Personalnot bei Polizei und Justiz

Leserbrief vom 19. November 2018 - 17:18

Zur Kritik am Innenminister aufgrund nicht vollstreckter Haftbefehle

Alle Parteien hacken auf dem Innenminister rum, weil gegen einen der Verbrecher bei der Massenvergewaltigung einer Studentin in Freiburg ein nicht, besser ein noch nicht vollstreckter Haftbefehl vorgelegen hatte.

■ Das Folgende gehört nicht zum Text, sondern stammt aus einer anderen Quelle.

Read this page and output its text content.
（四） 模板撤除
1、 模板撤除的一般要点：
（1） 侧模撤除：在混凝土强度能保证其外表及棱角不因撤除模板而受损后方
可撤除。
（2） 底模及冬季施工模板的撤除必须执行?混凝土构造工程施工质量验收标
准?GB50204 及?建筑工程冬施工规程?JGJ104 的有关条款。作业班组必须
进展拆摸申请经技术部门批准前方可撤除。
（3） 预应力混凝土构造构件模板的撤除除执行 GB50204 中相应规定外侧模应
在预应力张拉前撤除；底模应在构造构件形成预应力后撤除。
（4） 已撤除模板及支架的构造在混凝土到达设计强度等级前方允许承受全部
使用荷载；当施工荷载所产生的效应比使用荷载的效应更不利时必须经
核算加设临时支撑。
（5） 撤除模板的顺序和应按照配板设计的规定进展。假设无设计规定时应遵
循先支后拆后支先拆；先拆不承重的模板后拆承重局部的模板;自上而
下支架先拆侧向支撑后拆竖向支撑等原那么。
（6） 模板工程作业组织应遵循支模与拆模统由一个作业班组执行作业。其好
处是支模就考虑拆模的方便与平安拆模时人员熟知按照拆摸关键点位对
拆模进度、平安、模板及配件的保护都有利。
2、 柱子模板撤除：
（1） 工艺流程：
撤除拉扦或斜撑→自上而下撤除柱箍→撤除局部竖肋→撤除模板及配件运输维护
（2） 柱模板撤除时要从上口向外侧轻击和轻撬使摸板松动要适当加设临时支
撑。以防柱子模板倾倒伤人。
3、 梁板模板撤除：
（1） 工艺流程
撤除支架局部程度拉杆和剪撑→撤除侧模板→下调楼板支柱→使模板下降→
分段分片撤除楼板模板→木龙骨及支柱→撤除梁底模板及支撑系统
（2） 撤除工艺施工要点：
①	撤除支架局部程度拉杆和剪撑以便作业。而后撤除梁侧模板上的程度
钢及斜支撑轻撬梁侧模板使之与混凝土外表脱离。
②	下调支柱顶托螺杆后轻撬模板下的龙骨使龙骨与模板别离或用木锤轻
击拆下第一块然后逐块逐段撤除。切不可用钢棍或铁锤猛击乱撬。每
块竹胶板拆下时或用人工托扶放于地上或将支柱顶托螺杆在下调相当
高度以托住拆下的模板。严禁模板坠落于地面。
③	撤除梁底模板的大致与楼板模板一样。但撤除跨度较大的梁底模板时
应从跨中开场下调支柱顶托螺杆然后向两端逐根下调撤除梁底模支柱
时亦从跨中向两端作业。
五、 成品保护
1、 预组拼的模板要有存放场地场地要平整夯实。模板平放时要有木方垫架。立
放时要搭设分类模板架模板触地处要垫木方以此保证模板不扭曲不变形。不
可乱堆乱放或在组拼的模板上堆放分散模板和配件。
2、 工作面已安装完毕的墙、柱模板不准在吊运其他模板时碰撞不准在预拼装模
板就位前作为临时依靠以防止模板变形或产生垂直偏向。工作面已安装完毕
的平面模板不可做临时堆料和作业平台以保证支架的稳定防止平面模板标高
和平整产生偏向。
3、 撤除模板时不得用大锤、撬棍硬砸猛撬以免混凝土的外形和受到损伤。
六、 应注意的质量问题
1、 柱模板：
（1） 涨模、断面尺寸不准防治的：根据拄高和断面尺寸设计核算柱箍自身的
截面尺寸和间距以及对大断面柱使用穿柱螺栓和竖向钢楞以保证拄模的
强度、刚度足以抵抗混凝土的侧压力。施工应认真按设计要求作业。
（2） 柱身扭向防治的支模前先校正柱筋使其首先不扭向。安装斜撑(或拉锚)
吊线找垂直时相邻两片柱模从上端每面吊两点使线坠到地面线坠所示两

Die Kritiker des Innenministers wegen der anscheinend rund 20 000 nicht vollstreckten Haftbefehle allein in Baden-Württemberg sollen kurz in sich gehen, nachdenken und sich dann an der eigenen Nase packen: Seit vielen Jahren ist leider zu beobachten, dass der Staat (leider auch) am falschen Platz spart. Steuereinnahmen gibt es genug, auch bei uns im Ländle. Aber seit Jahren werden die Forderungen von Polizei und Justiz nach Personalaufstockung im Landtag mehr oder weniger abgeschmettert; die geringfügigen Stellenbewilligungen sind reine Kosmetik. Mehr nicht. Aber nicht nur die Polizei hat erheblichen Personal-Nachhol-Bedarf. Auch die Justiz kann ihrer Pflicht, in angemessener Zeit angemessene Entscheidungen zu treffen, kaum noch nachkommen, wobei dies für alle Sparten der Justiz gilt, nicht nur für die Strafjustiz. Und zum Nachdenken unserer Politiker über diesen Problemkreis gehört auch der Gesichtspunkt, dass wir viel zu wenig Haftplätze haben. Es fehlen auch - heutigen Vorschriften gemäße - Haftanstalten. Und für die vorhandenen und neu zu schaffenden Haftanstalten fehlt das Personal. Seit über 19 Jahren bin ich nun schon im Ruhestand. Bereits zur Zeit meiner nahezu 30-jährigen Tätigkeit als Strafrichter am Landgericht Stuttgart war es keinen Deut anders: Die vorhandenen Haftanstalten waren schon damals überbelegt. Wann kapieren unsere Politiker, dass eine ordentliche Verwaltung, zu der auch die Gewährung und Aufrechterhaltung von Sicherheit gehört, viel Geld kostet? Von Weihnachtsmärkten und ähnlichen Veranstaltungen abgesehen, habe ich schon lange keine Polizeistreifen mehr auf den Straßen gesehen.